A heartwarming, decidedly less raucous animated riff on fairy tales, "Shrek Forever After" brings the blockbuster franchise full circle as the titular ogre (voiced by Mike Myers) experiences a midlife crisis and is tricked by an evil wizard (voice of Walt Dohrn) into living a different version of his past. Director Mike Mitchell and colleagues affirm the values of love and fidelity in a manner that should gladden parents (A-II, PG).
In "Tangled," a traditional animated offering based on the Rapunzel story, a golden-haired damsel (voice of Mandy Moore) imprisoned in a tower by an evil crone (voice of Donna Murphy) escapes with the help of a boastful thief (voice of Zachary Levi).
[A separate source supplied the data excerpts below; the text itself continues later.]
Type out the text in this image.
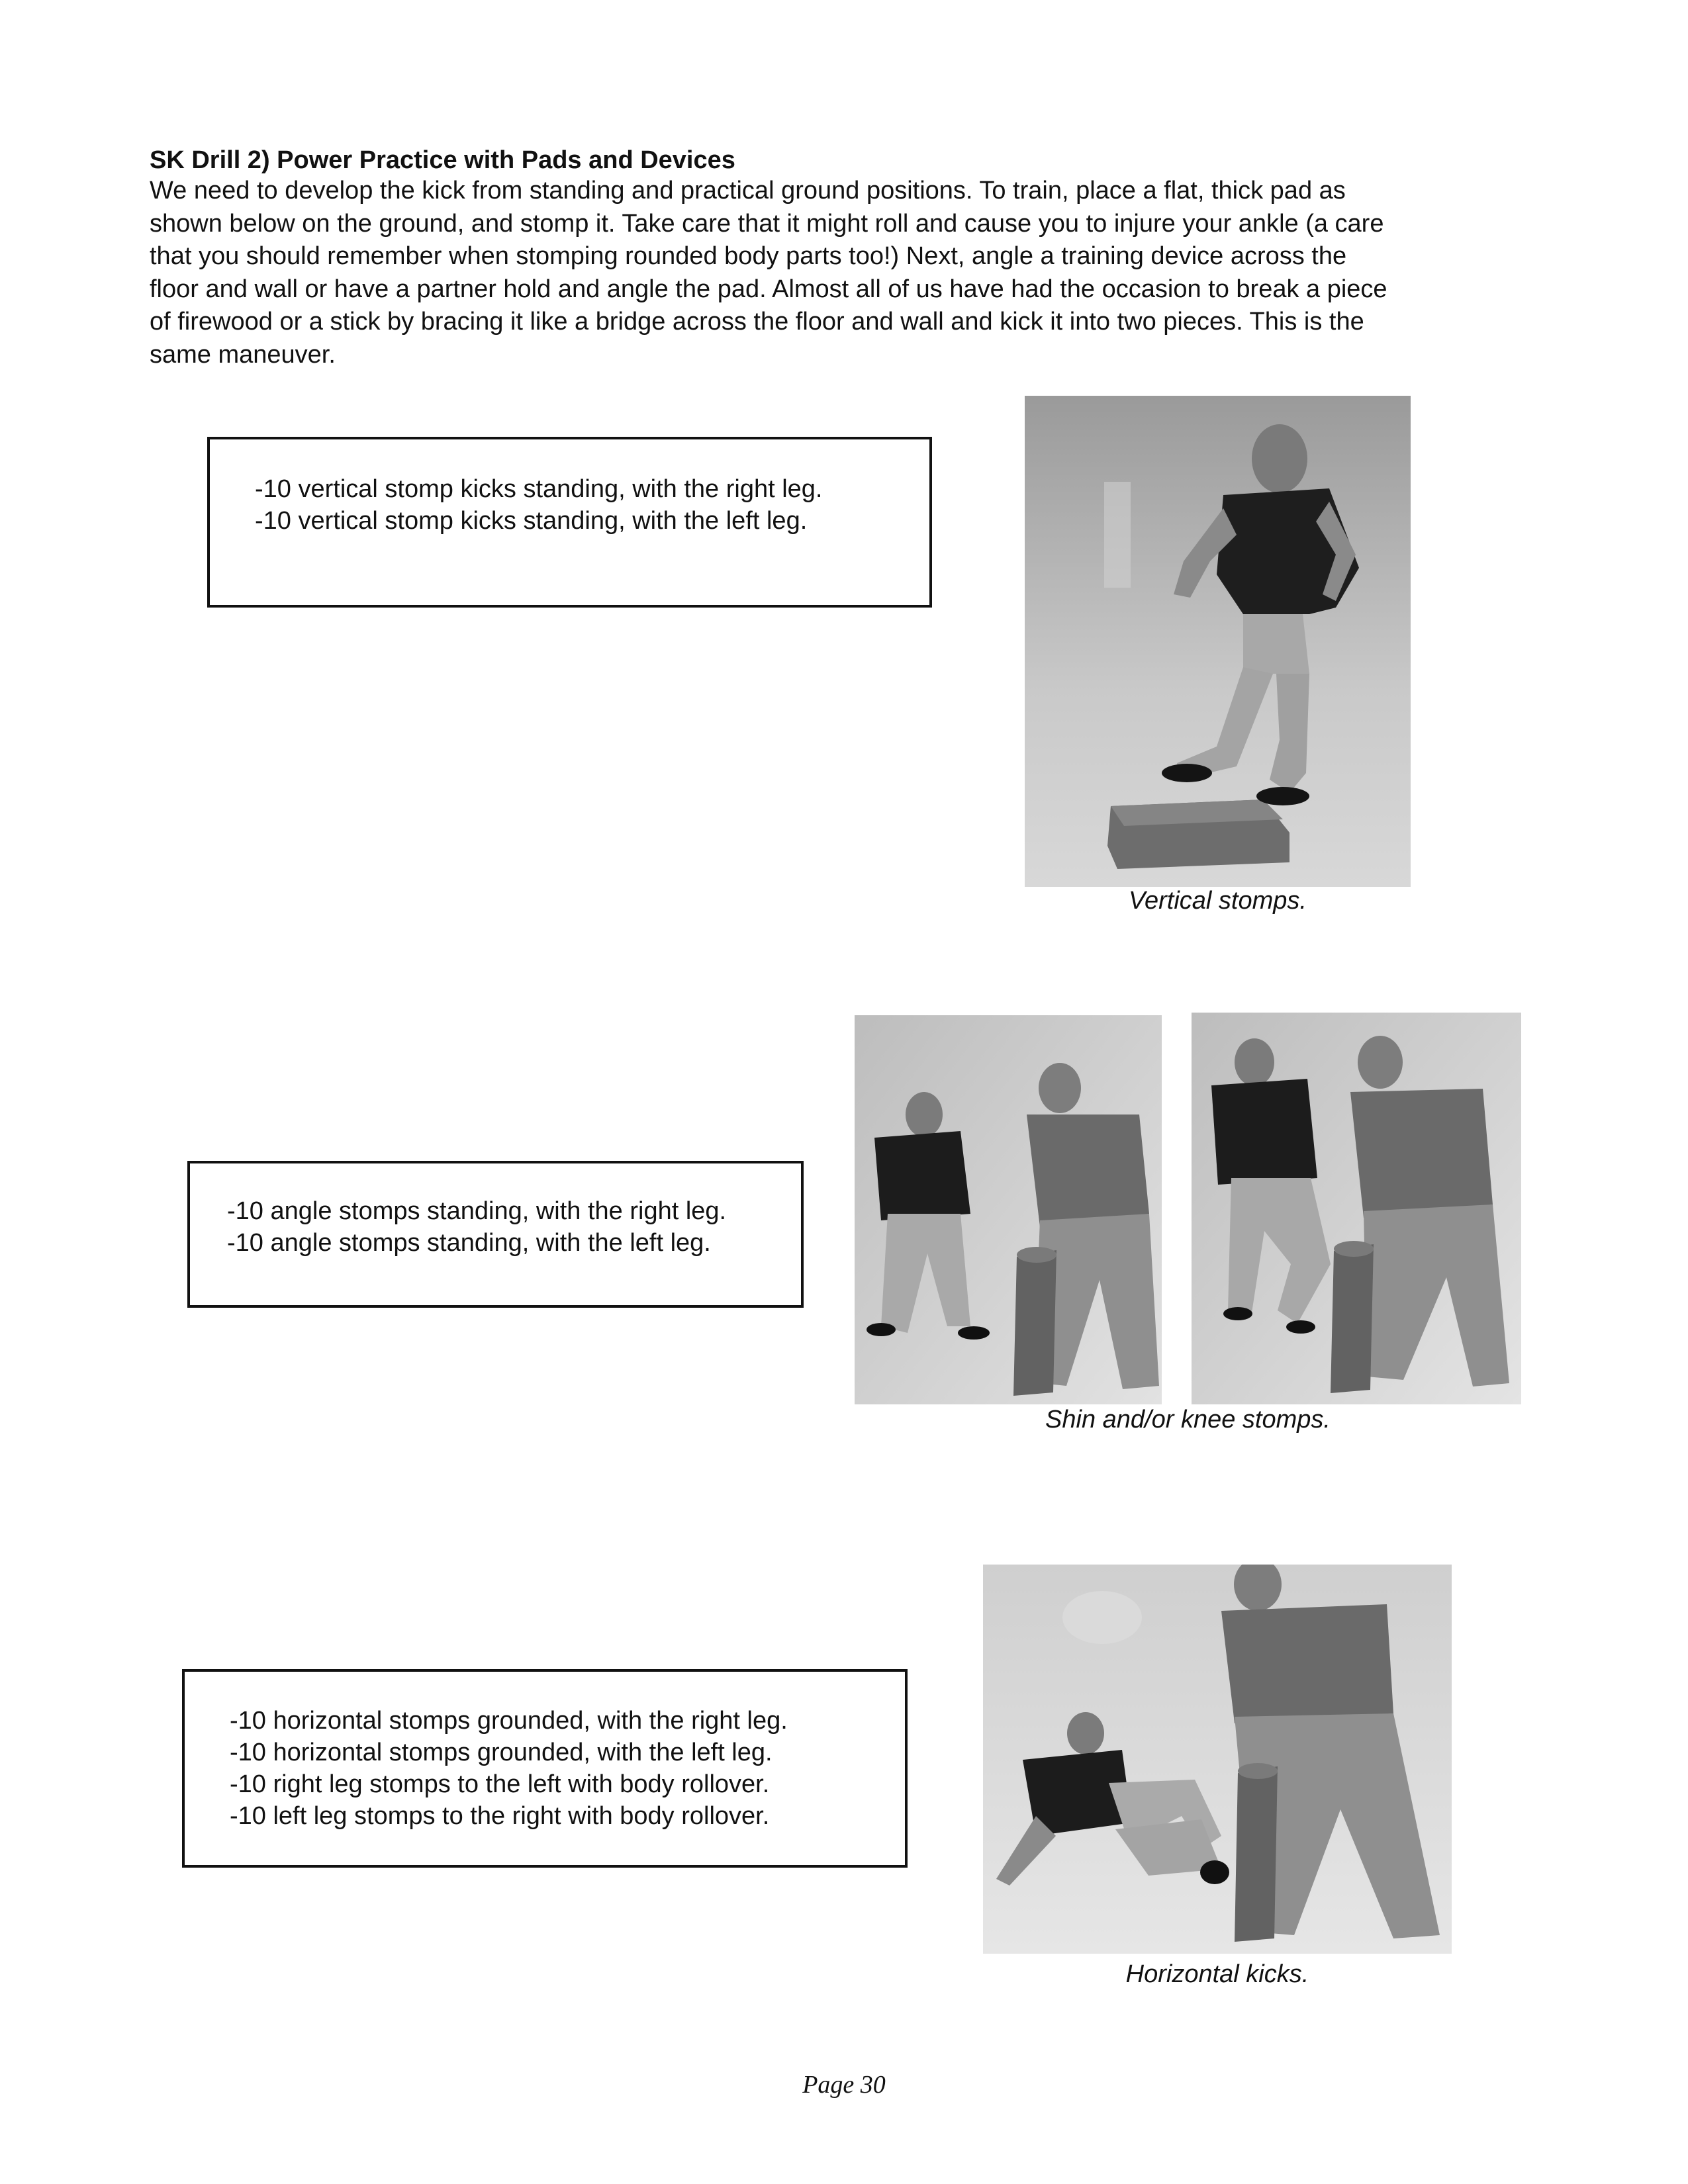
SK Drill 2) Power Practice with Pads and Devices
We need to develop the kick from standing and practical ground positions. To train, place a flat, thick pad as
shown below on the ground, and stomp it. Take care that it might roll and cause you to injure your ankle (a care
that you should remember when stomping rounded body parts too!) Next, angle a training device across the
floor and wall or have a partner hold and angle the pad. Almost all of us have had the occasion to break a piece
of firewood or a stick by bracing it like a bridge across the floor and wall and kick it into two pieces. This is the
same maneuver.
-10 vertical stomp kicks standing, with the right leg.
-10 vertical stomp kicks standing, with the left leg.
Vertical stomps.
-10 angle stomps standing, with the right leg.
-10 angle stomps standing, with the left leg.
Shin and/or knee stomps.
-10 horizontal stomps grounded, with the right leg.
-10 horizontal stomps grounded, with the left leg.
-10 right leg stomps to the left with body rollover.
-10 left leg stomps to the right with body rollover.
Horizontal kicks.
Page 30
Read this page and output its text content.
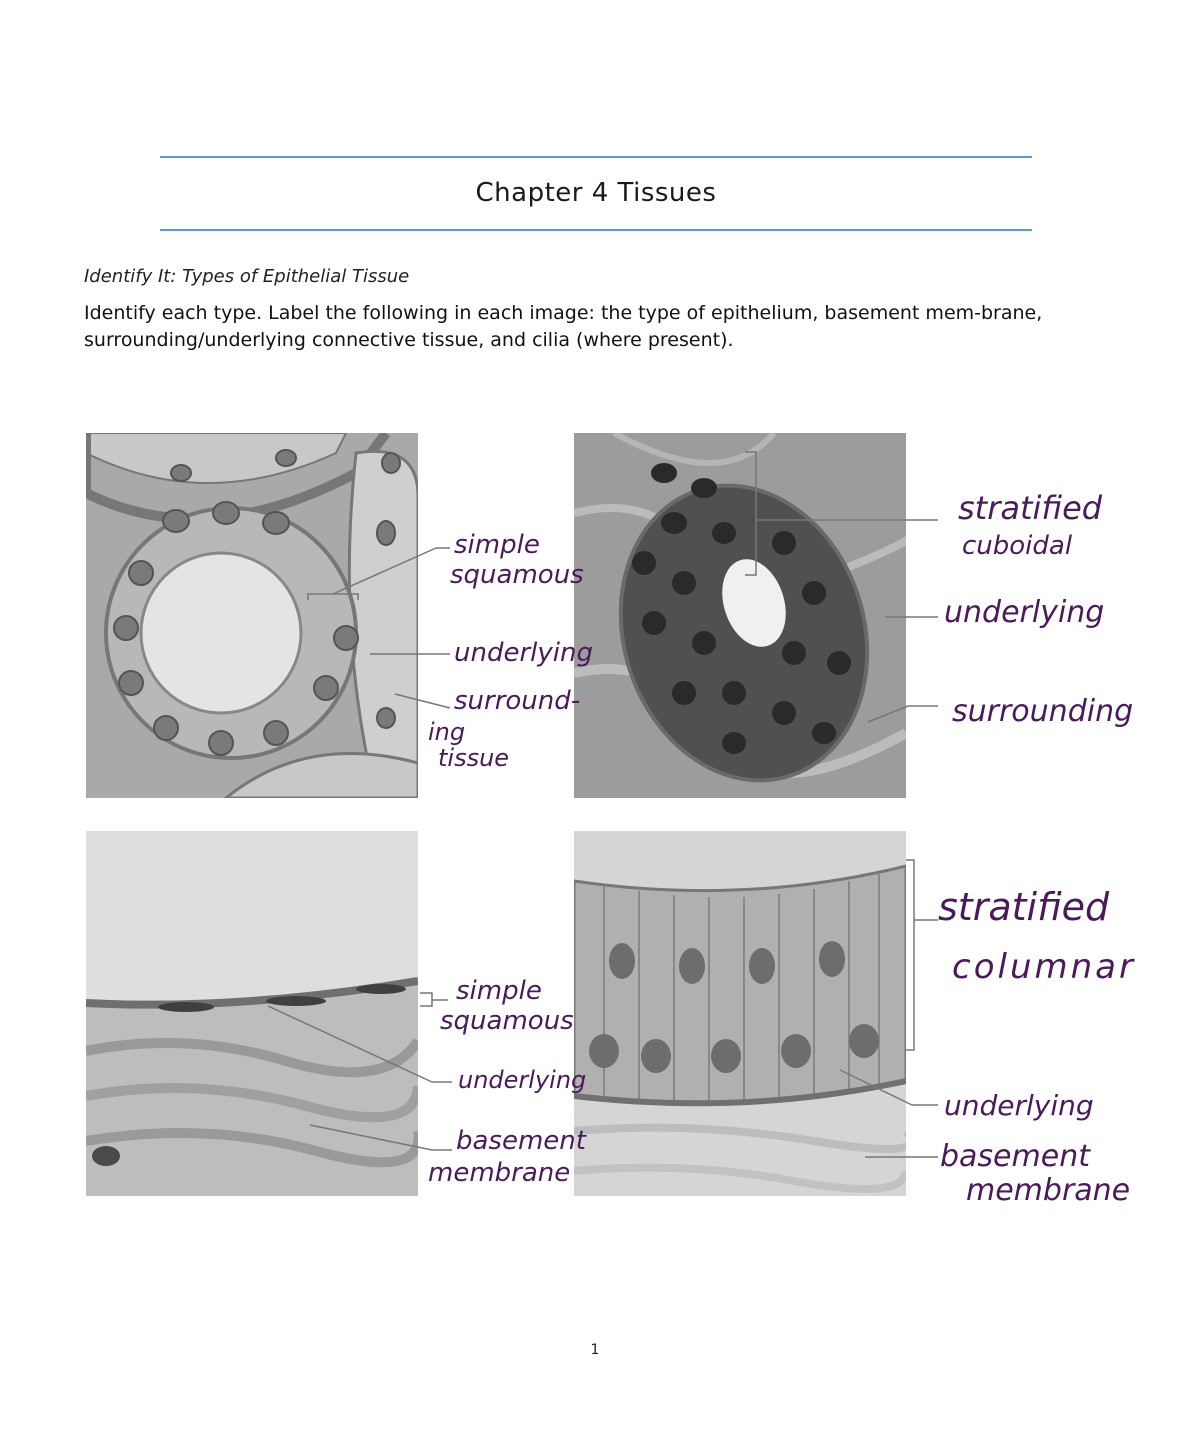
Chapter 4 Tissues
Identify It: Types of Epithelial Tissue
Identify each type. Label the following in each image: the type of epithelium, basement mem-brane, surrounding/underlying connective tissue, and cilia (where present).
simple
squamous
underlying
surround-
ing
tissue
stratified
cuboidal
underlying
surrounding
simple
squamous
underlying
basement
membrane
stratified
columnar
underlying
basement
membrane
1
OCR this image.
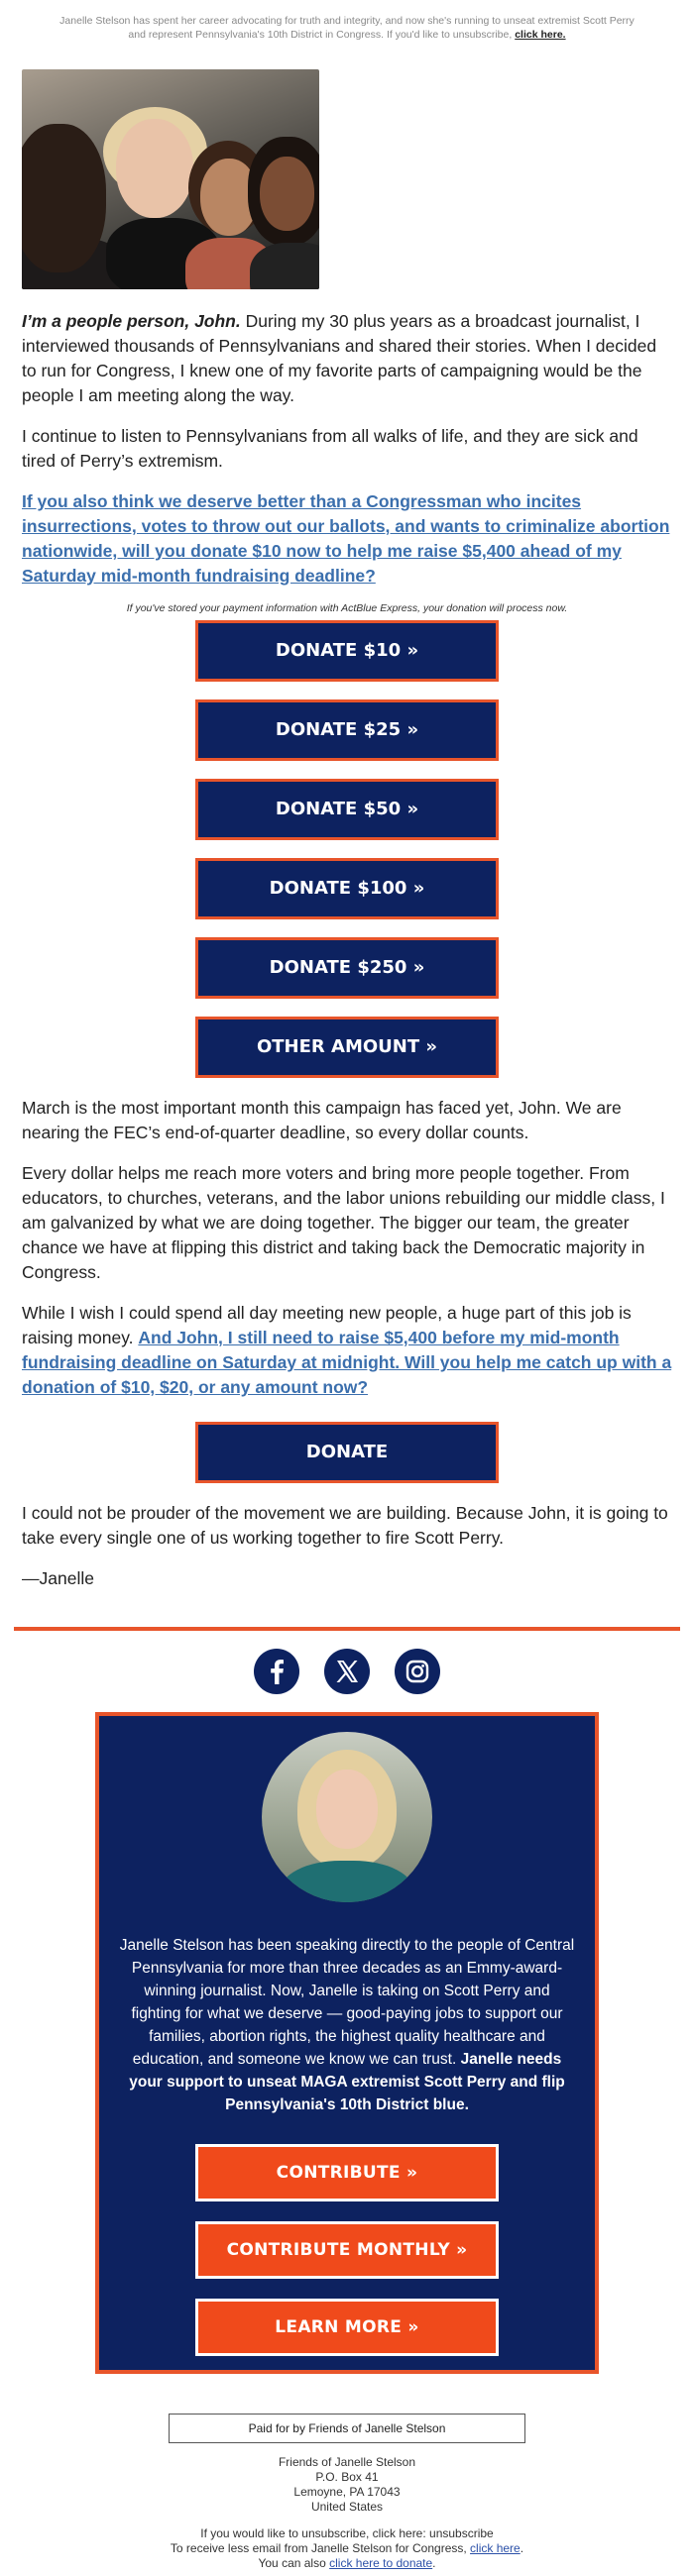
Janelle Stelson has spent her career advocating for truth and integrity, and now she's running to unseat extremist Scott Perry and represent Pennsylvania's 10th District in Congress. If you'd like to unsubscribe, click here.

I’m a people person, John. During my 30 plus years as a broadcast journalist, I interviewed thousands of Pennsylvanians and shared their stories. When I decided to run for Congress, I knew one of my favorite parts of campaigning would be the people I am meeting along the way.

I continue to listen to Pennsylvanians from all walks of life, and they are sick and tired of Perry’s extremism.

If you also think we deserve better than a Congressman who incites insurrections, votes to throw out our ballots, and wants to criminalize abortion nationwide, will you donate $10 now to help me raise $5,400 ahead of my Saturday mid-month fundraising deadline?

If you've stored your payment information with ActBlue Express, your donation will process now.
DONATE $10 »
DONATE $25 »
DONATE $50 »
DONATE $100 »
DONATE $250 »
OTHER AMOUNT »

March is the most important month this campaign has faced yet, John. We are nearing the FEC’s end-of-quarter deadline, so every dollar counts.

Every dollar helps me reach more voters and bring more people together. From educators, to churches, veterans, and the labor unions rebuilding our middle class, I am galvanized by what we are doing together. The bigger our team, the greater chance we have at flipping this district and taking back the Democratic majority in Congress.

While I wish I could spend all day meeting new people, a huge part of this job is raising money. And John, I still need to raise $5,400 before my mid-month fundraising deadline on Saturday at midnight. Will you help me catch up with a donation of $10, $20, or any amount now?

DONATE

I could not be prouder of the movement we are building. Because John, it is going to take every single one of us working together to fire Scott Perry.

—Janelle

Janelle Stelson has been speaking directly to the people of Central Pennsylvania for more than three decades as an Emmy-award-winning journalist. Now, Janelle is taking on Scott Perry and fighting for what we deserve — good-paying jobs to support our families, abortion rights, the highest quality healthcare and education, and someone we know we can trust. Janelle needs your support to unseat MAGA extremist Scott Perry and flip Pennsylvania's 10th District blue.
CONTRIBUTE »
CONTRIBUTE MONTHLY »
LEARN MORE »
Paid for by Friends of Janelle Stelson
Friends of Janelle Stelson
P.O. Box 41
Lemoyne, PA 17043
United States
If you would like to unsubscribe, click here: unsubscribe
To receive less email from Janelle Stelson for Congress, click here.
You can also click here to donate.
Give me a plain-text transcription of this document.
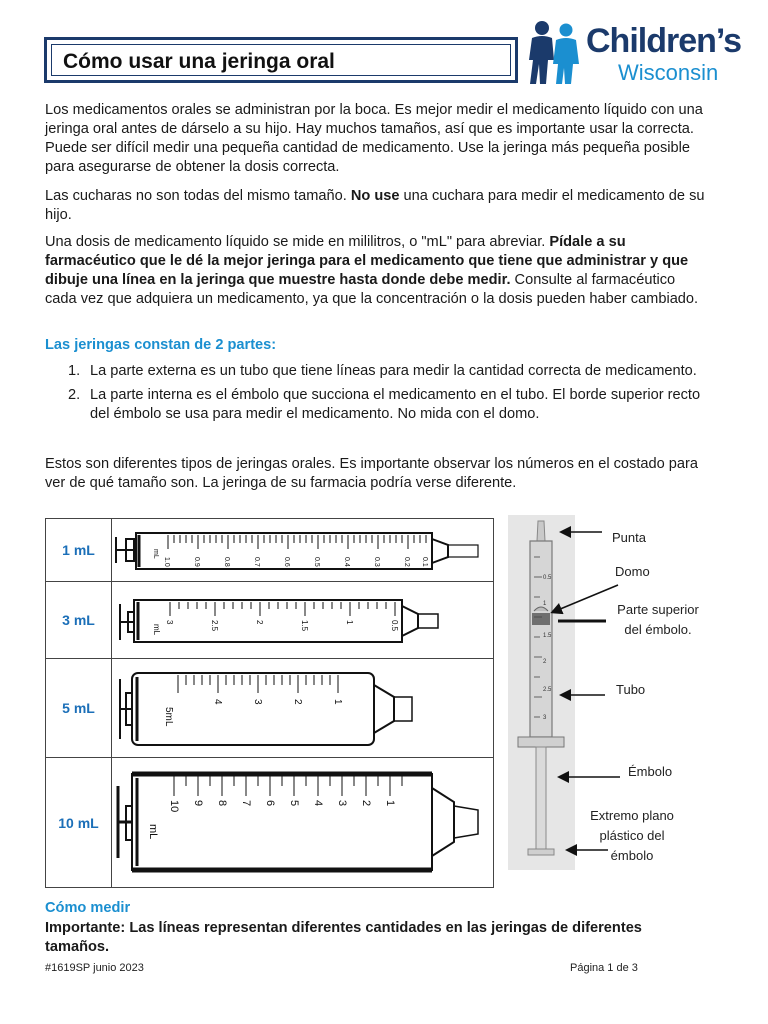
Cómo usar una jeringa oral
Children’s
Wisconsin

Los medicamentos orales se administran por la boca. Es mejor medir el medicamento líquido con una jeringa oral antes de dárselo a su hijo. Hay muchos tamaños, así que es importante usar la correcta. Puede ser difícil medir una pequeña cantidad de medicamento. Use la jeringa más pequeña posible para asegurarse de obtener la dosis correcta.

Las cucharas no son todas del mismo tamaño. No use una cuchara para medir el medicamento de su hijo.

Una dosis de medicamento líquido se mide en mililitros, o "mL" para abreviar. Pídale a su farmacéutico que le dé la mejor jeringa para el medicamento que tiene que administrar y que dibuje una línea en la jeringa que muestre hasta donde debe medir. Consulte al farmacéutico cada vez que adquiera un medicamento, ya que la concentración o la dosis pueden haber cambiado.

Las jeringas constan de 2 partes:
1. La parte externa es un tubo que tiene líneas para medir la cantidad correcta de medicamento.
2. La parte interna es el émbolo que succiona el medicamento en el tubo. El borde superior recto del émbolo se usa para medir el medicamento. No mida con el domo.

Estos son diferentes tipos de jeringas orales. Es importante observar los números en el costado para ver de qué tamaño son. La jeringa de su farmacia podría verse diferente.

1 mL	mL
1.0	0.9	0.8	0.7	0.6	0.5	0.4	0.3	0.2 0.1
3 mL
mL
3	2.5	2	1.5	1	0.5
5 mL	5mL
4	3	2	1
10 mL
mL
10 9 8 7 6 5 4 3 2 1
0.5
1
1.5
2
2.5
3
Punta
Domo
Parte superior
del émbolo.
Tubo
Émbolo
Extremo plano
plástico del
émbolo
Cómo medir
Importante: Las líneas representan diferentes cantidades en las jeringas de diferentes tamaños.
#1619SP junio 2023	Página 1 de 3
An equally dynamic and wholesome vehicle for its "love conquers all" theme, directors Nathan Greno and Byron Howard's fantasy blends lighthearted romance and vigorous action sequences into an entertaining whole (A-I, PG).
Director Lee Unkrich's "Toy Story 3" makes for a satisfying, action-packed conclusion to the trilogy and offers valuable lessons on the importance of family, friendship, and destiny as Woody (Tom Hanks), Buzz Lightyear (Tim Allen), and the rest of the "Roundup Gang" consider their options when their owner, Andy (John Morris), heads to college and puts away his childish things (A-I, G).